CpG sites located on the shore of a CpG island in a bidirectional regulatory region of the CYP1A1 gene. The CpG island is depicted in green with a distinct portion magnified (chr15:75,019,140-75,019,308). CpG sites are denoted in bold and underlined whereas possible SNPs are indicated with an asterisk. The orange bar represents the analyzed sequence in our study and includes four CpG sites. The blue bar represents the analyzed sequence in placental tissue derived from the article of Suter et al. [19] and includes five CpG sites. The cg probes that were investigated in the 450 K study of Joubert et al. [23] in cord blood are displayed with the color representing the statistical significance of the association between plasma cotinine and methylation of the probe (blue p > 1 × 10−5; black 1 × 10−5 ≥ p ≥ 1 × 10−7; red p < 1 × 10−7) and the magnitude of effect (++: higher methylation). The information on the figure is based on the UCSC Genome Browser on Human Feb. 2009, GRCh37/hg19

A limitation of our study is the chance of exposure misclassification. Information about maternal smoking during pregnancy was based on self-report and is not verifiable. A possibility to overcome this limitation is the determination of the cotinine concentration in plasma or urine of the mother. Nevertheless, previous studies demonstrated that this would not be superior to self-reported smoking habit in pregnant women [2]. We acknowledge the fact that we cannot fully exclude residual or unmeasured confounding by other factors that could be associated with both tobacco smoke exposure and placental molecular signatures. Although a causal relationship exists between prenatal tobacco smoke exposure and low birth weight or preterm birth, not all infants exposed to tobacco smoke develop these adverse perinatal outcomes. It is therefore reasonable to assume that several interactions exists between tobacco smoke exposure and biochemical, genetic, and epigenetic factors which make the fetus more susceptible to changes in fetal programming.

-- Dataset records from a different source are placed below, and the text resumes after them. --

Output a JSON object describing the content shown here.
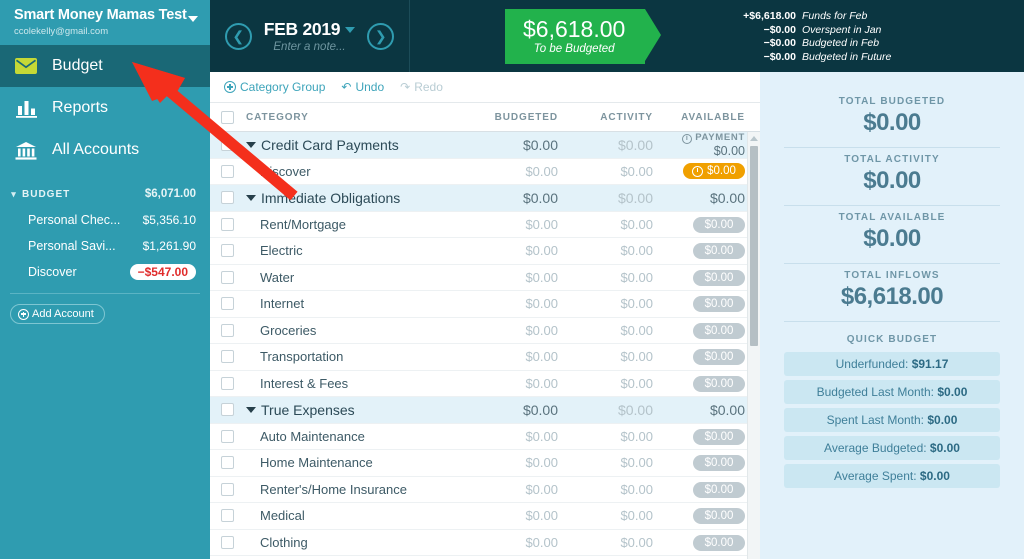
{
  "sidebar": {
    "budget_name": "Smart Money Mamas Test",
    "email": "ccolekelly@gmail.com",
    "nav": [
      {
        "label": "Budget",
        "icon": "envelope-icon",
        "active": true
      },
      {
        "label": "Reports",
        "icon": "bar-chart-icon",
        "active": false
      },
      {
        "label": "All Accounts",
        "icon": "bank-icon",
        "active": false
      }
    ],
    "accounts_header": {
      "label": "BUDGET",
      "amount": "$6,071.00"
    },
    "accounts": [
      {
        "name": "Personal Chec...",
        "balance": "$5,356.10",
        "negative": false
      },
      {
        "name": "Personal Savi...",
        "balance": "$1,261.90",
        "negative": false
      },
      {
        "name": "Discover",
        "balance": "−$547.00",
        "negative": true
      }
    ],
    "add_account_label": "Add Account"
  },
  "header": {
    "prev_icon": "chevron-left-circle-icon",
    "next_icon": "chevron-right-circle-icon",
    "month": "FEB 2019",
    "note_placeholder": "Enter a note...",
    "to_be_budgeted_amount": "$6,618.00",
    "to_be_budgeted_label": "To be Budgeted",
    "breakdown": [
      {
        "amount": "+$6,618.00",
        "label": "Funds for Feb"
      },
      {
        "amount": "−$0.00",
        "label": "Overspent in Jan"
      },
      {
        "amount": "−$0.00",
        "label": "Budgeted in Feb"
      },
      {
        "amount": "−$0.00",
        "label": "Budgeted in Future"
      }
    ]
  },
  "toolbar": {
    "category_group_label": "Category Group",
    "undo_label": "Undo",
    "redo_label": "Redo"
  },
  "table": {
    "columns": {
      "category": "CATEGORY",
      "budgeted": "BUDGETED",
      "activity": "ACTIVITY",
      "available": "AVAILABLE"
    },
    "rows": [
      {
        "type": "group",
        "name": "Credit Card Payments",
        "budgeted": "$0.00",
        "activity": "$0.00",
        "available_kind": "payment",
        "payment_label": "PAYMENT",
        "available": "$0.00"
      },
      {
        "type": "child",
        "name": "Discover",
        "budgeted": "$0.00",
        "activity": "$0.00",
        "available_kind": "pill-orange",
        "available": "$0.00"
      },
      {
        "type": "group",
        "name": "Immediate Obligations",
        "budgeted": "$0.00",
        "activity": "$0.00",
        "available_kind": "plain",
        "available": "$0.00"
      },
      {
        "type": "child",
        "name": "Rent/Mortgage",
        "budgeted": "$0.00",
        "activity": "$0.00",
        "available_kind": "pill",
        "available": "$0.00"
      },
      {
        "type": "child",
        "name": "Electric",
        "budgeted": "$0.00",
        "activity": "$0.00",
        "available_kind": "pill",
        "available": "$0.00"
      },
      {
        "type": "child",
        "name": "Water",
        "budgeted": "$0.00",
        "activity": "$0.00",
        "available_kind": "pill",
        "available": "$0.00"
      },
      {
        "type": "child",
        "name": "Internet",
        "budgeted": "$0.00",
        "activity": "$0.00",
        "available_kind": "pill",
        "available": "$0.00"
      },
      {
        "type": "child",
        "name": "Groceries",
        "budgeted": "$0.00",
        "activity": "$0.00",
        "available_kind": "pill",
        "available": "$0.00"
      },
      {
        "type": "child",
        "name": "Transportation",
        "budgeted": "$0.00",
        "activity": "$0.00",
        "available_kind": "pill",
        "available": "$0.00"
      },
      {
        "type": "child",
        "name": "Interest & Fees",
        "budgeted": "$0.00",
        "activity": "$0.00",
        "available_kind": "pill",
        "available": "$0.00"
      },
      {
        "type": "group",
        "name": "True Expenses",
        "budgeted": "$0.00",
        "activity": "$0.00",
        "available_kind": "plain",
        "available": "$0.00"
      },
      {
        "type": "child",
        "name": "Auto Maintenance",
        "budgeted": "$0.00",
        "activity": "$0.00",
        "available_kind": "pill",
        "available": "$0.00"
      },
      {
        "type": "child",
        "name": "Home Maintenance",
        "budgeted": "$0.00",
        "activity": "$0.00",
        "available_kind": "pill",
        "available": "$0.00"
      },
      {
        "type": "child",
        "name": "Renter's/Home Insurance",
        "budgeted": "$0.00",
        "activity": "$0.00",
        "available_kind": "pill",
        "available": "$0.00"
      },
      {
        "type": "child",
        "name": "Medical",
        "budgeted": "$0.00",
        "activity": "$0.00",
        "available_kind": "pill",
        "available": "$0.00"
      },
      {
        "type": "child",
        "name": "Clothing",
        "budgeted": "$0.00",
        "activity": "$0.00",
        "available_kind": "pill",
        "available": "$0.00"
      }
    ]
  },
  "inspector": {
    "totals": [
      {
        "label": "TOTAL BUDGETED",
        "value": "$0.00"
      },
      {
        "label": "TOTAL ACTIVITY",
        "value": "$0.00"
      },
      {
        "label": "TOTAL AVAILABLE",
        "value": "$0.00"
      },
      {
        "label": "TOTAL INFLOWS",
        "value": "$6,618.00"
      }
    ],
    "quick_budget_title": "QUICK BUDGET",
    "quick_budget": [
      {
        "label": "Underfunded:",
        "value": "$91.17"
      },
      {
        "label": "Budgeted Last Month:",
        "value": "$0.00"
      },
      {
        "label": "Spent Last Month:",
        "value": "$0.00"
      },
      {
        "label": "Average Budgeted:",
        "value": "$0.00"
      },
      {
        "label": "Average Spent:",
        "value": "$0.00"
      }
    ]
  },
  "annotation": {
    "type": "arrow",
    "color": "#f42f1c",
    "points_to": "sidebar-item-budget"
  },
  "colors": {
    "sidebar_bg": "#2f9cb0",
    "sidebar_active": "#1a6876",
    "header_bg": "#0b3641",
    "accent_green": "#22b24c",
    "accent_orange": "#f0a000",
    "inspector_bg": "#e2f1fa",
    "annotation_red": "#f42f1c"
  }
}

Our findings are of clinical relevance because responses of mitochondrial DNA and changes in the fetal methylome are plausible alterations that may underlie the adverse effect of tobacco smoke exposure on birth weight. They increase our knowledge on the mechanisms of perturbations in the fetoplacental exchange that might lie at basis of low birth weight and, hence, may be used in the broader sense of clinical context.

Conclusions

This study provides epidemiological evidence of molecular changes in placental tissue that can serve as molecular signatures of exposure to tobacco smoke during pregnancy. Whether the molecular signatures described in our study may be related to early developmental changes in Belgian children will be investigated in the ongoing follow-up study of the ENVIRONAGE birth cohort.